Par conséquent, la duchesse ne peut pas reconnaître sa dépendance et Montriveau ne sera pas aimé en retour. Les idées naïves de ce dernier consistant à prouver son amour par une « obéissance » aveugle n’aboutiront jamais. Bien au contraire, plus Montriveau est « petit », plus la duchesse est méprisante et écrasante ; plus il est pressé d’atteindre son objectif, plus la duchesse s’éloigne. Ce désir, pourtant naturel, a fini par dissiper complètement l’estime de la duchesse pour Montriveau. Le grand général est cantonné à un rôle de vulgaire militaire.
Cette situation est intenable. Non seulement la duchesse ne veut rien céder à Montriveau, mais en plus, elle l’ « humilie », l’« écrase ». Elle cherche par tous les moyens à le réduire à un simple « instrument », au « jouet » de ses caprices ou encore à être un « enfant » inoffensif. En effet, plus Montriveau est bas, plus elle se sent aimée. L’accord est ainsi impossible. Voici ce que Montriveau plaide :
Madame la duchesse, je suis au désespoir que Dieu n’ait pas inventé pour la femme une autre façon de confirmer le don de son cœur que d’y ajouter celui de sa personne. Le haut prix que vous attachez à vous-même me montre que je ne dois pas en attacher un moindre. (977)
En effet, il s’agit d’« amour-propre » pour les deux parties, bien que ce mot n’ait pas tout à fait le même sens pour tous les deux. Ecrasé par le « despotisme » de la duchesse, l’existence de Montriveau est menacée. Pour être sauvé, il faut qu’il cesse de jouer le jeu que la duchesse lui impose.
Ainsi, suivant les analyses de son ami Ronquerolles, Montriveau décide de changer. Il doit mettre fin à cette situation misérable, c’est-à-dire se révolter contre la duchesse. Sa « vengeance » (986) est la seule façon de retrouver son estime de soi. De ce fait, l’« amour-propre » est un mensonge chez la duchesse (il s’agit plutôt de vanité), tandis que la « moderne aristocratie » prend le terme dans son premier sens, véritablement aristocratique.

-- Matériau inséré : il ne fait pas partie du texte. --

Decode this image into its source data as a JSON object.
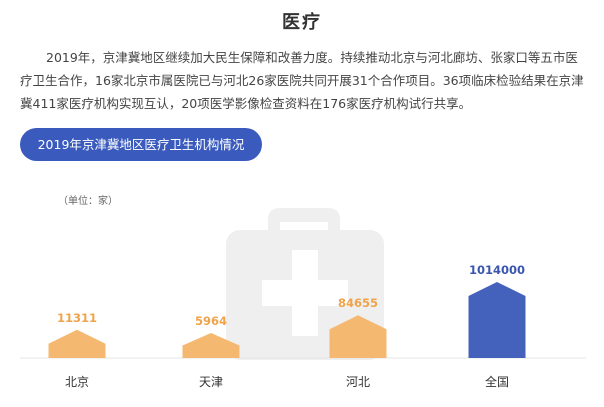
{
  "page": {
    "title": "医疗",
    "paragraph": "2019年，京津冀地区继续加大民生保障和改善力度。持续推动北京与河北廊坊、张家口等五市医疗卫生合作，16家北京市属医院已与河北26家医院共同开展31个合作项目。36项临床检验结果在京津冀411家医疗机构实现互认，20项医学影像检查资料在176家医疗机构试行共享。",
    "chart_heading": "2019年京津冀地区医疗卫生机构情况",
    "unit_label": "（单位：家）"
  },
  "chart_data": {
    "type": "bar",
    "title": "2019年京津冀地区医疗卫生机构情况",
    "unit": "家",
    "categories": [
      "北京",
      "天津",
      "河北",
      "全国"
    ],
    "values": [
      11311,
      5964,
      84655,
      1014000
    ],
    "value_labels": [
      "11311",
      "5964",
      "84655",
      "1014000"
    ],
    "colors": [
      "#f5b870",
      "#f5b870",
      "#f5b870",
      "#4461bb"
    ],
    "label_colors": [
      "#f0a34a",
      "#f0a34a",
      "#f0a34a",
      "#3a56b0"
    ],
    "background_icon": "medical-kit-icon",
    "scale": "non-linear (visual only)"
  }
}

Par ailleurs, l’idée d’« amour-propre » pourrait expliquer de façon raisonnable l’avortement de la « vengeance » de Montriveau : pourquoi décide-t-il finalement de laisser partir la duchesse saine et sauve alors qu’il désire faire « justice » ? En effet, quand la duchesse tord les mains, se met à genoux devant Montriveau pour s’excuser de ses absurdes comportements et pour affirmer son amour, l’objectif du général est atteint. La reconnaissance de l’infériorité de la duchesse rétablit le général dans une position de force : « Mais je t’aime ! mais je suis à toi ! Elle tomba aux genoux d’Armand. – A toi ! à toi, mon unique, mon seul maître » (997). Cet abandon physique est donc une preuve de l’authenticité.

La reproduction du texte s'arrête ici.